La température pourrait être à l’origine des variations de la taille des humains au fil du temps
Selon une équipe internationale de scientifiques, la taille moyenne du corps humain au cours du dernier million d’années est fortement liée à la température.
Image d’entête : fossiles humains du Pléistocène, illustrant la variation de la taille du cerveau et du corps. Crânes, Neandertal à gauche, Homo sapiens au milieu, Homo du Pléistocène moyen à droite. Os de la cuisse, Homo du Pléistocène moyen en haut et Néandertal en bas. (Manuel Will)
Au cours de l’évolution humaine, notre corps et notre cerveau ont globalement augmenté en taille. Mais les mécanismes à l’origine de ces changements ne sont pas bien compris. Les hypothèses vont de facteurs environnementaux à la complexité sociale, en passant par les régimes alimentaires et le développement de la technologie des outils.
Des chercheurs dirigés par les universités de Cambridge (Royaume-Uni) et de Tübingen (Allemagne) ont découvert que la température joue un rôle essentiel : les plus grands corps ont évolué dans des climats plus froids et plus rudes, tandis que les plus petits ont évolué dans des climats plus chauds.
Dans leur étude (lien plus bas), ils ont analysé la taille du corps et du cerveau de plus de 300 fossiles du genre Homo, comprenant l’Homo sapiens et d’autres espèces éteintes comme l’homme de Néandertal, l’Homo habilis et l’Homo erectus, et ils ont comparé leurs mesures avec les reconstructions climatiques régionales des derniers millions d’années. Ils ont ainsi pu déterminer dans quel type de climat vivait chaque espèce.
Selon l’auteur principal, Andrea Manica, de l’université de Cambridge :
Notre étude indique que le climat, en particulier la température, fut le principal moteur des changements de taille corporelle au cours des derniers millions d’années.
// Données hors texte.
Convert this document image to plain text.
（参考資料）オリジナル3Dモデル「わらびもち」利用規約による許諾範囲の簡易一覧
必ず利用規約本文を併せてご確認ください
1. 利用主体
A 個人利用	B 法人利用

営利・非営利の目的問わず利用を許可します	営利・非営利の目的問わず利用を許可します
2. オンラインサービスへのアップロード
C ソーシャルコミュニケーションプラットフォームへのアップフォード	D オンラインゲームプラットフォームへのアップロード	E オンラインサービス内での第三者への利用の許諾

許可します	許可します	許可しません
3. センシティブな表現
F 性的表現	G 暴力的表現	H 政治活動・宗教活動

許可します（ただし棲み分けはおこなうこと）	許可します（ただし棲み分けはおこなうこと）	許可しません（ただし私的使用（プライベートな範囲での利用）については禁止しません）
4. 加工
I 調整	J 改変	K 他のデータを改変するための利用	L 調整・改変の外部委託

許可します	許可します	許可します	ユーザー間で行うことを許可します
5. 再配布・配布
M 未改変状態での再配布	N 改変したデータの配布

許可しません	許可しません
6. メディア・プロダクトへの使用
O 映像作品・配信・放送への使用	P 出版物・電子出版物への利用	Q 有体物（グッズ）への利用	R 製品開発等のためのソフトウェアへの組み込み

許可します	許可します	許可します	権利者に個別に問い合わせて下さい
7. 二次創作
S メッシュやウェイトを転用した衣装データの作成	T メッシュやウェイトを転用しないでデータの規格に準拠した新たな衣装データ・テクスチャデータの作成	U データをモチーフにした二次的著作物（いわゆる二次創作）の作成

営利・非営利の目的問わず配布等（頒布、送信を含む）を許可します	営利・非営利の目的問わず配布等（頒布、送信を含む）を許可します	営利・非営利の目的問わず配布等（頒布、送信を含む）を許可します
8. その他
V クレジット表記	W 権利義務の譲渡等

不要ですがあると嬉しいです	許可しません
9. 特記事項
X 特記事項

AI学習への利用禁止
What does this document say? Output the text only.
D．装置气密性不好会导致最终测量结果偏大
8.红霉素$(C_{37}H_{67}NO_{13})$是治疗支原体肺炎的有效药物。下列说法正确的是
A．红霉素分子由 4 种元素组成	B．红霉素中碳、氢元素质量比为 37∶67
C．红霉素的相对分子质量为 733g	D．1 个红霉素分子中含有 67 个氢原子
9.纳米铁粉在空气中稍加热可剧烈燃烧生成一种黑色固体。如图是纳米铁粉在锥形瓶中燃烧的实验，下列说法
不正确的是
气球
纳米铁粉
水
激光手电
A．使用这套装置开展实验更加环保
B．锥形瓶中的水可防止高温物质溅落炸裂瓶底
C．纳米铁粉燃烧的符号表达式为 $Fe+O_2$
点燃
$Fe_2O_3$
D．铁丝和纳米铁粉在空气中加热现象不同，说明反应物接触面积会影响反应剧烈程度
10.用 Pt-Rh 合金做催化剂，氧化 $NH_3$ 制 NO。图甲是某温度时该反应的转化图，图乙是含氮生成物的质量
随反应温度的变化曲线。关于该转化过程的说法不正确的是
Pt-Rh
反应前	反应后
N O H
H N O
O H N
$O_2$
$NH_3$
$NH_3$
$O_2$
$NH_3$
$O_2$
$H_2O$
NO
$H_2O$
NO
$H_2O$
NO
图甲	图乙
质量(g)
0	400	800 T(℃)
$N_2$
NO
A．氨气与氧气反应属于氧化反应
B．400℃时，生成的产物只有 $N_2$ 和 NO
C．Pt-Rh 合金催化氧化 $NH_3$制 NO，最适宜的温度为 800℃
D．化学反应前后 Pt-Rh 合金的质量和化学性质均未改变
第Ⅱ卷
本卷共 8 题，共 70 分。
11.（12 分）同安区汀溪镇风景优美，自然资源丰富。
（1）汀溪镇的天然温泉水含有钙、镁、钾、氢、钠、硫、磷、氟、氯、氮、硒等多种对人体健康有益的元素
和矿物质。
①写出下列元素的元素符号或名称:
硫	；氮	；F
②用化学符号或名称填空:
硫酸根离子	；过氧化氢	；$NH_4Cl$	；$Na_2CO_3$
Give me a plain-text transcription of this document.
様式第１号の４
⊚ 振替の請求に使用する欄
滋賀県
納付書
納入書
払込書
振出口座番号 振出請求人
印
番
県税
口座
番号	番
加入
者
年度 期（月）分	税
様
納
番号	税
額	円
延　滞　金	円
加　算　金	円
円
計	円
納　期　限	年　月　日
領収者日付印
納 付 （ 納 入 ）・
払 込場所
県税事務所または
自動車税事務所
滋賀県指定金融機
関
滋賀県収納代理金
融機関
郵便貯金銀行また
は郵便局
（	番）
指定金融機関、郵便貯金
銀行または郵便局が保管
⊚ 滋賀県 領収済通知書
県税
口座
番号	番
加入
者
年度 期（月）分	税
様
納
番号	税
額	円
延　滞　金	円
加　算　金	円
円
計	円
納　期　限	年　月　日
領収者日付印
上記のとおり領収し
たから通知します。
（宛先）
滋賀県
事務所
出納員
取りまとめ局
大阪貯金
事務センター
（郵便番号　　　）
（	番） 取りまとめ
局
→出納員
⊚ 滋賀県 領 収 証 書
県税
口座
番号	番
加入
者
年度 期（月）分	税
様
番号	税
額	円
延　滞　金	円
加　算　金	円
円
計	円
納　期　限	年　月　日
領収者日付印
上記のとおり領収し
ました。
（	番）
Nous pouvons observer chez les personnes vivant aujourd’hui que celles qui habitent dans des climats plus chauds ont tendance à être plus petites, et que celles qui vivent dans des climats plus froids ont tendance à être plus grandes. Nous savons maintenant que les mêmes influences climatiques ont été à l’œuvre au cours du dernier million d’années.
Les chercheurs suggèrent qu’une corpulence plus importante pourrait être une adaptation pour survivre à des températures plus extrêmes : en réduisant la surface par rapport au poids, moins de chaleur est perdue par la peau.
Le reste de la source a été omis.